Recombinant human soluble thrombomodulin prevents peripheral HMGB 1‐dependent hyperalgesia in rats

Background and Purpose High‐mobility group box 1 ( HMGB 1), a nuclear protein, is actively or passively released during inflammation. Recombinant human soluble thrombomodulin ( rhsTM ), a medicine for treatment of disseminated intravascular coagulation ( DIC ), sequesters HMGB 1 and promotes its degradation. Given evidence for involvement of HMGB 1 in pain signalling, we determined if peripheral HMGB 1 causes hyperalgesia, and then asked if rhsTM modulates the HMGB 1‐dependent hyperalgesia. Experimental Approach Mechanical nociceptive threshold and swelling in rat hindpaw were determined by the paw pressure test and by measuring paw thickness, respectively, and HMGB 1 levels in rat hindpaw plantar tissue, dorsal root ganglion ( DRG ) and serum were determined by W estern blotting or elisa . Key Results Intraplantar (i.pl.) administration of HMGB 1 rapidly evoked paw swelling and gradually caused hyperalgesia in rats.
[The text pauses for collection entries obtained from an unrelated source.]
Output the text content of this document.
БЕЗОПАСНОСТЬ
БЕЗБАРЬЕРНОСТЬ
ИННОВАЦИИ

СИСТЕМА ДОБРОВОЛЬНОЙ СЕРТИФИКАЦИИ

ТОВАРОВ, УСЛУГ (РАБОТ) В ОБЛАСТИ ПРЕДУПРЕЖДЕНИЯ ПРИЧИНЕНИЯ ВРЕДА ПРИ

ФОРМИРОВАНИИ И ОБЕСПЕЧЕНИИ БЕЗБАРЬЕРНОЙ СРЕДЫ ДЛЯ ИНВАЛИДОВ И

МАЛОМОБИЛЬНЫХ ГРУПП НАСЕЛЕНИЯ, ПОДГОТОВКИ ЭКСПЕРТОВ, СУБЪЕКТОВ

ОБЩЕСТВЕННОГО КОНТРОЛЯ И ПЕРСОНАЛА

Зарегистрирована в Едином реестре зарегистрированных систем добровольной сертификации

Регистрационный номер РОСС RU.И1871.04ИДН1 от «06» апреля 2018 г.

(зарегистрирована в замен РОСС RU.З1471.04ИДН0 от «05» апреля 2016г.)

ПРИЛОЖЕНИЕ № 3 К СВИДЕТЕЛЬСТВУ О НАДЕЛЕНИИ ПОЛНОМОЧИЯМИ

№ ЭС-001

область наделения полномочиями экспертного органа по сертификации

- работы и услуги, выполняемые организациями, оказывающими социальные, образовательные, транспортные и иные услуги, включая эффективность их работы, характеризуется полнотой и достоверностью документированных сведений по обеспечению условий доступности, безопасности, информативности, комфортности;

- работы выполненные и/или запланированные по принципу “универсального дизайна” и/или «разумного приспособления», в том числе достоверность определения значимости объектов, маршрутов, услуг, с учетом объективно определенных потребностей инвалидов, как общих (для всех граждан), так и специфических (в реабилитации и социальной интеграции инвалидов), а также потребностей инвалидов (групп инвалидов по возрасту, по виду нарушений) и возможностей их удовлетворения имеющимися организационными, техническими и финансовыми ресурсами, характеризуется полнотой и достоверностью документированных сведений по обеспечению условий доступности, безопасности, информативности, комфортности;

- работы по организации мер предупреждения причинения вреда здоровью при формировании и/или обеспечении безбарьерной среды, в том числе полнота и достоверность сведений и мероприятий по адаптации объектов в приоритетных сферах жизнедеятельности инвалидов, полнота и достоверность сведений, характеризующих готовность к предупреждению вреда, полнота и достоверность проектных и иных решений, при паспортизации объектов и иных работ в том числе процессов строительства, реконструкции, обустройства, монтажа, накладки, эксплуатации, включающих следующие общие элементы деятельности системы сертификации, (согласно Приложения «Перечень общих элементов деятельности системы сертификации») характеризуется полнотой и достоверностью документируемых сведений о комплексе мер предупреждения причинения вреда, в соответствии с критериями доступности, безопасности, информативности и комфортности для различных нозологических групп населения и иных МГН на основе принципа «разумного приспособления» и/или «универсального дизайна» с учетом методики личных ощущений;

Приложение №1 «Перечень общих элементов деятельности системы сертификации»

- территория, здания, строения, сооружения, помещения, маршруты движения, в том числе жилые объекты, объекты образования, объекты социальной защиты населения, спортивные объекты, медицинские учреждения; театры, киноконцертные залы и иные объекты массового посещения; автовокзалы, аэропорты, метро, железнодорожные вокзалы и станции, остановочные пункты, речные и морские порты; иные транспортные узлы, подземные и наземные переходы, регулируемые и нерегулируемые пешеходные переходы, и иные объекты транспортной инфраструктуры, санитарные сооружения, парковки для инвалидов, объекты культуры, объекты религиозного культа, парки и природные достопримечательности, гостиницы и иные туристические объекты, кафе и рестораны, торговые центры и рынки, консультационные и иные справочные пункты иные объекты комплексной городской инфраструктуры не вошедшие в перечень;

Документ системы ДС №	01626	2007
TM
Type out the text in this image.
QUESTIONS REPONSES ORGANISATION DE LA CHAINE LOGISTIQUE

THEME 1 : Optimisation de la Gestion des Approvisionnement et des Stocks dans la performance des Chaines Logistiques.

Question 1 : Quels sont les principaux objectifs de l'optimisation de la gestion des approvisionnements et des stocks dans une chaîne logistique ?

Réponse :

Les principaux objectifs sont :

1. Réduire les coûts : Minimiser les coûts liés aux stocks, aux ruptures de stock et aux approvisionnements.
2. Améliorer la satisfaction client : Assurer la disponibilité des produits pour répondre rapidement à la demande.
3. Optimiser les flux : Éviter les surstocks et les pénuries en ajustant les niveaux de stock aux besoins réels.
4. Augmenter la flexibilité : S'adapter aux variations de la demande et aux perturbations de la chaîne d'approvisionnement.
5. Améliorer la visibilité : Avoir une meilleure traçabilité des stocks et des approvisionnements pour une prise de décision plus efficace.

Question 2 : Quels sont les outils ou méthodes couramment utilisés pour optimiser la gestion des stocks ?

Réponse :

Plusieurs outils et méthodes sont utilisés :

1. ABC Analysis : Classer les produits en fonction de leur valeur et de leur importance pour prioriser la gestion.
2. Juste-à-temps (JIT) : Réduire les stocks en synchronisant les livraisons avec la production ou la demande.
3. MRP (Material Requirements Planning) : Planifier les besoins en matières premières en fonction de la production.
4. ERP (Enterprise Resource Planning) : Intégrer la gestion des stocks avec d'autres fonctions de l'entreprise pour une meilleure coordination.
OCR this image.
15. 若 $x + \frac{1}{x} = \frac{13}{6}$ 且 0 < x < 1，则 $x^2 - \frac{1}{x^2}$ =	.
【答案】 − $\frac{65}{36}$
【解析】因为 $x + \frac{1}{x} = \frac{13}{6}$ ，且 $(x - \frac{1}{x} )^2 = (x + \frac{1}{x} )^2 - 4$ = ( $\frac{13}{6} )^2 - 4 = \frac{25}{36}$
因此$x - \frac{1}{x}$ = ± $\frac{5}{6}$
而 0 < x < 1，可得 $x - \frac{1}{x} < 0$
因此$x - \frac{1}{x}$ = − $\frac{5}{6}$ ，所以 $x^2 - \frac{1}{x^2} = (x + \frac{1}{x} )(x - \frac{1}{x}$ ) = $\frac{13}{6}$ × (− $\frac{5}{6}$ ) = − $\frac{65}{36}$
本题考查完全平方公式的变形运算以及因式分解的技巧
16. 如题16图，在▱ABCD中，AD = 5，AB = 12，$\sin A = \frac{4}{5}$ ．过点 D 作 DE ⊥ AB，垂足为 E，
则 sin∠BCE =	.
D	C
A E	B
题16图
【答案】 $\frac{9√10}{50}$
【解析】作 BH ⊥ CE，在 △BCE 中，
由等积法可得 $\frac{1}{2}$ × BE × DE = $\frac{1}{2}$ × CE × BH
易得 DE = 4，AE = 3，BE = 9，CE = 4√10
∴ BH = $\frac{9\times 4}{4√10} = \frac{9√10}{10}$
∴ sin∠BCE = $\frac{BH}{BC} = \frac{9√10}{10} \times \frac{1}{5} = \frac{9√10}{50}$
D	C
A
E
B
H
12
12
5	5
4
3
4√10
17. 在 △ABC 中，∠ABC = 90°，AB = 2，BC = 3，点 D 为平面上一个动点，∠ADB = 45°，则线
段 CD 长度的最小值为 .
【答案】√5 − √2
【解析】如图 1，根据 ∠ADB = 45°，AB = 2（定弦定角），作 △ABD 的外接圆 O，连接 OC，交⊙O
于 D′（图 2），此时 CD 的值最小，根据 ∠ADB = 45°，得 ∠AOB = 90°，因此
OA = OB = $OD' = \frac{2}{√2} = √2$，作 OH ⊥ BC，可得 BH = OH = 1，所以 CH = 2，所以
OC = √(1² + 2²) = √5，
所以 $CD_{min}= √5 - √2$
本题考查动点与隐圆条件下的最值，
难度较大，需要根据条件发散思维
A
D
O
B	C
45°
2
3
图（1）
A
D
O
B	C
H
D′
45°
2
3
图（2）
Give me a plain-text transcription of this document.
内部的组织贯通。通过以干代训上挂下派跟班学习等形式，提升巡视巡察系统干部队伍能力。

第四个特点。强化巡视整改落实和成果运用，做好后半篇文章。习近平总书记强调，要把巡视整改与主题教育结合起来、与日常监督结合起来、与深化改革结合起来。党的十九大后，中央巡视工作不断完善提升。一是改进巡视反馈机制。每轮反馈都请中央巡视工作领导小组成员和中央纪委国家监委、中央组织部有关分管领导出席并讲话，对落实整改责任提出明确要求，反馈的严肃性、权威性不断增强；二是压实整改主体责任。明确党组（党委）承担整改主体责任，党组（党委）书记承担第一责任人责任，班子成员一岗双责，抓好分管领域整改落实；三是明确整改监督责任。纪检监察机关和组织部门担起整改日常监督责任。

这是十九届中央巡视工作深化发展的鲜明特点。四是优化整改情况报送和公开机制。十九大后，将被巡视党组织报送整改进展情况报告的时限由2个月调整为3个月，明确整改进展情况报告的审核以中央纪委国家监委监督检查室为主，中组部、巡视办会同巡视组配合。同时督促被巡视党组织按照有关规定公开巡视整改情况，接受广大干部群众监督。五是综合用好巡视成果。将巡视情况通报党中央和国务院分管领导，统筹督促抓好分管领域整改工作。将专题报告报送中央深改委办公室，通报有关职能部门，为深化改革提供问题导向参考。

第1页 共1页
Systemic administration of rhsTM abolished HMGB 1‐induced hyperalgesia, and partially blocked paw swelling. LPS , administered i.pl., rapidly produced mild paw swelling, and gradually caused hyperalgesia. The anti‐ HMGB 1 neutralizing antibody abolished LPS ‐induced hyperalgesia, but partially inhibited paw swelling. rhsTM at a high dose, 10 mg kg −1 , prevented both hyperalgesia and paw swelling caused by LPS . In contrast, rhsTM at low doses, 0.001–1 mg kg −1 , abolished the LPS ‐induced hyperalgesia, but not paw swelling. HMGB 1 levels greatly decreased in the hindpaw, but not DRG . Serum HMGB 1 tended to increase after i.pl. LPS in rats pretreated with vehicle, but not rhsTM . Conclusion and Implications These data suggest that peripheral HMGB 1 causes hyperalgesia, and that rhsTM abolishes HMGB 1‐dependent hyperalgesia, providing novel evidence for therapeutic usefulness of rhsTM as an analgesic.